Clone Based Feature Engineering And Testing
urn:js:virtue:aspire:proposal:12.2
TL;DR
Look to remove dependance on persisted environments and replace them with clones that have been created especially for the task in hand.
Rational
Current situation
At present we have persisted development and preprod environments that are used for pipeline and feature engineering and testing. These environments hold a lot of old data (non-prod and prod) and stale objects which add to overall storage and management costs but do not deliver benefits to match.
Proposal
Rather than maintaining these persisted development and testing environments we could consider removing them and replacing them with clones that exist for the duration of any particular exercise, such as a piece of development or testing. Clones could be created for a single squad and sprint, a family for a family-wide exercise or across families where testing of cross-family/IRM pipeline dependencies is needed.
Being timeboxed they would incur minimal storage costs which would relate to the data loaded during the exercise.

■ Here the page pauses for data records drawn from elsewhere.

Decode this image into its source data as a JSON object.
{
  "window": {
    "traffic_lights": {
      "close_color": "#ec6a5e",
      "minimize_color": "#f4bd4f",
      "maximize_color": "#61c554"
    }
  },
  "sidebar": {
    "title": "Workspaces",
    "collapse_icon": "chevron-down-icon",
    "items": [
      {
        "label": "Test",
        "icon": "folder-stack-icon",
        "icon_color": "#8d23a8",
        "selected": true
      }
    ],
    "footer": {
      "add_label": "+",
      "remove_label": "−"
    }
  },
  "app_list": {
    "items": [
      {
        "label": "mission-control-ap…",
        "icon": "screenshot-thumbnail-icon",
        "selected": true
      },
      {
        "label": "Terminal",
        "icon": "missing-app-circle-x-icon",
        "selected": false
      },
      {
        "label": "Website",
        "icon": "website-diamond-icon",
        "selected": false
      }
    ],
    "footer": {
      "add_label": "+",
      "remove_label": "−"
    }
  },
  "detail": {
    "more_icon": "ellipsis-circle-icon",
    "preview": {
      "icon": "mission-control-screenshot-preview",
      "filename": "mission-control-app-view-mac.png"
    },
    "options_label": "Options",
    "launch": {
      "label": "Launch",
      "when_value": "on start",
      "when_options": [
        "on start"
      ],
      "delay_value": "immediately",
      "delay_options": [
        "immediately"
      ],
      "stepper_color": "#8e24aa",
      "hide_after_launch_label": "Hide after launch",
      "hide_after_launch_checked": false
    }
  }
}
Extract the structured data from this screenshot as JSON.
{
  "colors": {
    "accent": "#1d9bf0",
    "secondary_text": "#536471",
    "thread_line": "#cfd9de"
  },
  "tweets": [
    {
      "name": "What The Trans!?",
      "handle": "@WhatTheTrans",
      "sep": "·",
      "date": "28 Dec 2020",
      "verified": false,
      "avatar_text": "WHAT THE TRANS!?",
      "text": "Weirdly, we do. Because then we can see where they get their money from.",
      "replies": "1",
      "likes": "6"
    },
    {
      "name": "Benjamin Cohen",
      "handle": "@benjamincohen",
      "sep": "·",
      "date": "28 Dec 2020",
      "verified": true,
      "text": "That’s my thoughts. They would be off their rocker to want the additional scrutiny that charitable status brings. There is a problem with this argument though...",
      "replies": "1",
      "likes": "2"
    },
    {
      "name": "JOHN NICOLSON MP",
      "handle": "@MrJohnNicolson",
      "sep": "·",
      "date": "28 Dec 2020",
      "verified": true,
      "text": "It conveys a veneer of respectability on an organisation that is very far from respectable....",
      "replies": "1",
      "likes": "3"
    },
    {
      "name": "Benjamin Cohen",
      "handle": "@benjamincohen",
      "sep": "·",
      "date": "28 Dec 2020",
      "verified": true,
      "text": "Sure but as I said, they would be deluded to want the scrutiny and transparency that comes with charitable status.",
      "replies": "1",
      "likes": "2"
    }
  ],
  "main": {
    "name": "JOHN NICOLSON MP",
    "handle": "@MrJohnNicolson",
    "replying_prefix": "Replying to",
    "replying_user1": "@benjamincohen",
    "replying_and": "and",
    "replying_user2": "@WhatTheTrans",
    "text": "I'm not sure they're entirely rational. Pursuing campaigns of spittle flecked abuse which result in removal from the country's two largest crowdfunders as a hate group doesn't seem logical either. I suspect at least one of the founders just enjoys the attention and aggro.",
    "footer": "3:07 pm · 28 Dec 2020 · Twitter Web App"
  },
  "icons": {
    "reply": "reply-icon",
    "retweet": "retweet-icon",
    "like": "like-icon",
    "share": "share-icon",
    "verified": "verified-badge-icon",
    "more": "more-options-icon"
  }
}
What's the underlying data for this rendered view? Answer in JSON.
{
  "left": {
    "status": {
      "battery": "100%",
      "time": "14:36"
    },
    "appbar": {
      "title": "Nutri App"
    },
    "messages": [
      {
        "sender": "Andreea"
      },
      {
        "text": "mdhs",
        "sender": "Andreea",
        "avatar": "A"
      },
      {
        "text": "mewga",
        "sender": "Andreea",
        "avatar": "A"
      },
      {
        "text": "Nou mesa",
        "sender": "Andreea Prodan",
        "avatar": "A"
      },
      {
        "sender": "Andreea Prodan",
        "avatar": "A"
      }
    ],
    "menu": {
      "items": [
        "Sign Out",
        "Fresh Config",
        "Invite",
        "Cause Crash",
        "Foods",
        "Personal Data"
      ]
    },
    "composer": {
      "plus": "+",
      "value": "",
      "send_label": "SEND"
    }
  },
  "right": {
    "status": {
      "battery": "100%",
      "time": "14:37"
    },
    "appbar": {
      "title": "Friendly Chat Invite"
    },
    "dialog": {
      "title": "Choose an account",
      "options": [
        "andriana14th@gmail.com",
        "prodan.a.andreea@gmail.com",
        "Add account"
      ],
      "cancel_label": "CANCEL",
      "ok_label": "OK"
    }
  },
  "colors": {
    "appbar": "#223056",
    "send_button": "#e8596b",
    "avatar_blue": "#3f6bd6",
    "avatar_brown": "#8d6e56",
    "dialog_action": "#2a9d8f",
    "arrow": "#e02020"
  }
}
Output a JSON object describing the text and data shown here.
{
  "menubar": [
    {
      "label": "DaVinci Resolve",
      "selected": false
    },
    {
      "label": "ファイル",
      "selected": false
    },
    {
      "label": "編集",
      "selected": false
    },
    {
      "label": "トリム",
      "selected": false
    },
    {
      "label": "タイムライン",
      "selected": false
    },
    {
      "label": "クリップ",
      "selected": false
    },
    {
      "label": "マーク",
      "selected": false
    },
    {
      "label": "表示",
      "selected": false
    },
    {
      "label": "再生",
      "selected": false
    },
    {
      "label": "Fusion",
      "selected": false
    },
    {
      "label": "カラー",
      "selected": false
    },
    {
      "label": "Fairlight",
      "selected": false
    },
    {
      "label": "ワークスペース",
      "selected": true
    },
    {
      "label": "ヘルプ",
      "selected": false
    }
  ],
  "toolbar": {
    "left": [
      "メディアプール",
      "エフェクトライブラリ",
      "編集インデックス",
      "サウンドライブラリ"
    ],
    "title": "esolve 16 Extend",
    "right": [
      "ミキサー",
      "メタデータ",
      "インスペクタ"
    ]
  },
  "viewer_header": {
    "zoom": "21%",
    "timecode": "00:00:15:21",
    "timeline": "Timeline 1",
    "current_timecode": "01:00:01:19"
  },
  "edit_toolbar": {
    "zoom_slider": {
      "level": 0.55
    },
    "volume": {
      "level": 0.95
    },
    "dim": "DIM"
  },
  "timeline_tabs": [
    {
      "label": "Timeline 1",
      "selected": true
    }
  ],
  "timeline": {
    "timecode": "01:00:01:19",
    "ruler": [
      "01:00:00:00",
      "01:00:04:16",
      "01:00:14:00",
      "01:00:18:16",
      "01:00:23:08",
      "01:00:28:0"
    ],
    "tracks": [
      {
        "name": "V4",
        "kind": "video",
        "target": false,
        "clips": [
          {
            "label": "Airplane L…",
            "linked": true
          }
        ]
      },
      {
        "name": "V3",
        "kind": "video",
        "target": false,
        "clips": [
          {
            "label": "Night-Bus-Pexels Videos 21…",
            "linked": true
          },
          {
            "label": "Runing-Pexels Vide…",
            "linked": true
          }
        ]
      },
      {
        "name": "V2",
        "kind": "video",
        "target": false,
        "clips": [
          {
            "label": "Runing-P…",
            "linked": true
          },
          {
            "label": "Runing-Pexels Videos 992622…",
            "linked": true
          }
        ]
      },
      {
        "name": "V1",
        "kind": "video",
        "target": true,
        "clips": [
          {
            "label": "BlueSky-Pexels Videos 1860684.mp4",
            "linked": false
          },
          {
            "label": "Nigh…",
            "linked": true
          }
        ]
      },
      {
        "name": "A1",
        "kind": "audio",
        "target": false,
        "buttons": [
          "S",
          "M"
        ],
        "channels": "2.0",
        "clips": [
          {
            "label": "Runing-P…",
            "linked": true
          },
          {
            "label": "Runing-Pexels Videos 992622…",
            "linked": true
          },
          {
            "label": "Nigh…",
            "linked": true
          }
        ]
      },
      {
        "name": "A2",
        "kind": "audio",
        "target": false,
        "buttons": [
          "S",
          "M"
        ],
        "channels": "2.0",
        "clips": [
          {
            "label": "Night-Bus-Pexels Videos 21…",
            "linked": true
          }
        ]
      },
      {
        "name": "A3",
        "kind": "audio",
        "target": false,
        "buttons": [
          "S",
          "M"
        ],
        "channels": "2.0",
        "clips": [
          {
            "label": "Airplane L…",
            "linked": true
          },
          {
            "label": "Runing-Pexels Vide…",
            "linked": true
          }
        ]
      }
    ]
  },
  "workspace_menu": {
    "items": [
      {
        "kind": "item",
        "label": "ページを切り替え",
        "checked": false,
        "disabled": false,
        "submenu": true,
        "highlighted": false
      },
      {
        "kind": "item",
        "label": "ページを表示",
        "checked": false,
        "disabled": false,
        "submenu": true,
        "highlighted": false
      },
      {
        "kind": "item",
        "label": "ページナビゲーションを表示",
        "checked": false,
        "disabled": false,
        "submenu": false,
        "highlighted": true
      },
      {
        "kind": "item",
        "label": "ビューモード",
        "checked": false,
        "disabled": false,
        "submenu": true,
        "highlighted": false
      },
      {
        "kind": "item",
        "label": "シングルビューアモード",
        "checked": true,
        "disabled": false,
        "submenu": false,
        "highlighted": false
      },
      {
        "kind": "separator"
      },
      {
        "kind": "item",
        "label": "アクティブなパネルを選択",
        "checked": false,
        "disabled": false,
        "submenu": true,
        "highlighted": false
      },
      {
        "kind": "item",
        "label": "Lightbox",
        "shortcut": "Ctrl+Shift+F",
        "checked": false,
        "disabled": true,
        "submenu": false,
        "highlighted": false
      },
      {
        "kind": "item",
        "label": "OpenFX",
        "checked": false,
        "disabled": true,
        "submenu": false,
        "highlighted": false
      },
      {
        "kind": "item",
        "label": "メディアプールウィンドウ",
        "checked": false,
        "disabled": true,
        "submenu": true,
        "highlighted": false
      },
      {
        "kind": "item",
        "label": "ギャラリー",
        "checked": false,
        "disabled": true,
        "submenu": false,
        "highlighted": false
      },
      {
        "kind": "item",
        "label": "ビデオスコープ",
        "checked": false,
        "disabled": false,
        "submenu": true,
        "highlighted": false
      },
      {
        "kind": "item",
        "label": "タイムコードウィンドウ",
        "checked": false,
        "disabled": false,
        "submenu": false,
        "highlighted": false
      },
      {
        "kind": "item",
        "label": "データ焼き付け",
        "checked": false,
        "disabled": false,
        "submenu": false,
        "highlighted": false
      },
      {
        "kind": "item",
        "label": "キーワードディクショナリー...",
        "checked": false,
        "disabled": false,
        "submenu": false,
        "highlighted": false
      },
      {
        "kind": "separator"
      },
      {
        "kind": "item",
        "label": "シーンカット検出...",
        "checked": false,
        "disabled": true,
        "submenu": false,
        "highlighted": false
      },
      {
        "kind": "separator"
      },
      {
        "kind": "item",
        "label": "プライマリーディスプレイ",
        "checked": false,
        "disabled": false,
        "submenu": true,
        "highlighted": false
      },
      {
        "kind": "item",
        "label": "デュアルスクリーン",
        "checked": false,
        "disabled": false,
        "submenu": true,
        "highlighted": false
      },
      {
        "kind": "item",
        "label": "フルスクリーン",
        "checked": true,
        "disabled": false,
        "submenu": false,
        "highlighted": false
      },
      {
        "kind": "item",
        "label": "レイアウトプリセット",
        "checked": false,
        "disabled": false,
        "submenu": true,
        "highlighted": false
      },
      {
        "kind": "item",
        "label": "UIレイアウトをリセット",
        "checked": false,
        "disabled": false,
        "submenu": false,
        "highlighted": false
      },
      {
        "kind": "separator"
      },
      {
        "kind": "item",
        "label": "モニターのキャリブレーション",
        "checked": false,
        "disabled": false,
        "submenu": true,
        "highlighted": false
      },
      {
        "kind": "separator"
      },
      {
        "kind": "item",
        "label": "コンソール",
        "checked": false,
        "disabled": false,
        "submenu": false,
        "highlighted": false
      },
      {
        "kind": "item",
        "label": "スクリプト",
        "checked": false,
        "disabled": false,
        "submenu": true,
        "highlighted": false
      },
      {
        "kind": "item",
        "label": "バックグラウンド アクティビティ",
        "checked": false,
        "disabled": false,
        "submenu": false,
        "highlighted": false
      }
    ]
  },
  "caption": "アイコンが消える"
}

Any clone should be removed or refreshed before it starts to reserve data partitions that have exceeded the production retention period.
Clones would be from the production environment and where required, loaded with new production data in line with the original production environment.
Benefits
- Working with production data will speed up delivery and remove rework due to sub-standard development data
- Temporary objects and data created as part of development and testing activities will be removed along with the clone so housekeeping by design
- Reduced conflict and risk of damage through removal of shared environments
- Improved visibility of devops costs through clone cost reporting
- Eventual cost savings through removal of persisted development and pre-production environments
- Using production data will allow for early visibility of enhancements to consumers via the clone without affecting production
- Supports a fail-fast and try again culture
- Having a clone that is aligned with production allows for testing between the clone and production to ensure unexpected changes do not occur
- Time consuming deployments can be made on a clone and swapped into production thereby decreasing production downtime and risk
- Clones will automatically be data retention compliant once Heimdallr is live
Dependencies
- Deployment pipelines that can target specific databases
- Ability to run concurrent Orchestration DAGs against different database targets
- Assessment and potential change to Munin so we manage a single version of classification for a schema object that will be applied to all environments
- Assessment and potential change to Barbossa to enable appropriate levels of access to clones for roles
- Clone management process to manage the creation, refresh, destruction and reporting for cloning
Supporting Virtues
The following virtues would support this proposal:
- (Principle) Production data is used for development activities
- (Standard) Automated Snowpipe is used to load data from S3 Raw -> Staging (this will allow for easy population of clones using production data)
Example
The following diagram shows some example cloning scenarios.

Details
- IRM-A Production Clone (development)
- Some development around the data coming in via Pipe A with no need for current data through Pipe B
- Pipe A is restarted and refreshed allowing for new production data to flow through
- DAG for orchestrating Pipe A data has been updated
- Family B Production Clone (testing)
- Testing of changes made to the models that hold data A and B
- Pipes A and B have been restarted and refreshed allowing for new production data to flow through
- DAGs unchanged so current version (V1) being run to bring data through to the RDV, BDV and PL
- Squad C Production Clone (development)
- No production data available so development data is mocked and a new pipe deployed to the clone
- Models created and transform units and sets developed
- No orchestration required - all manual
- Development data may be integrated with static data from source B given combined PL required
Implications
This is a significant change to WoW but can be rolled out incrementally alongside existing process.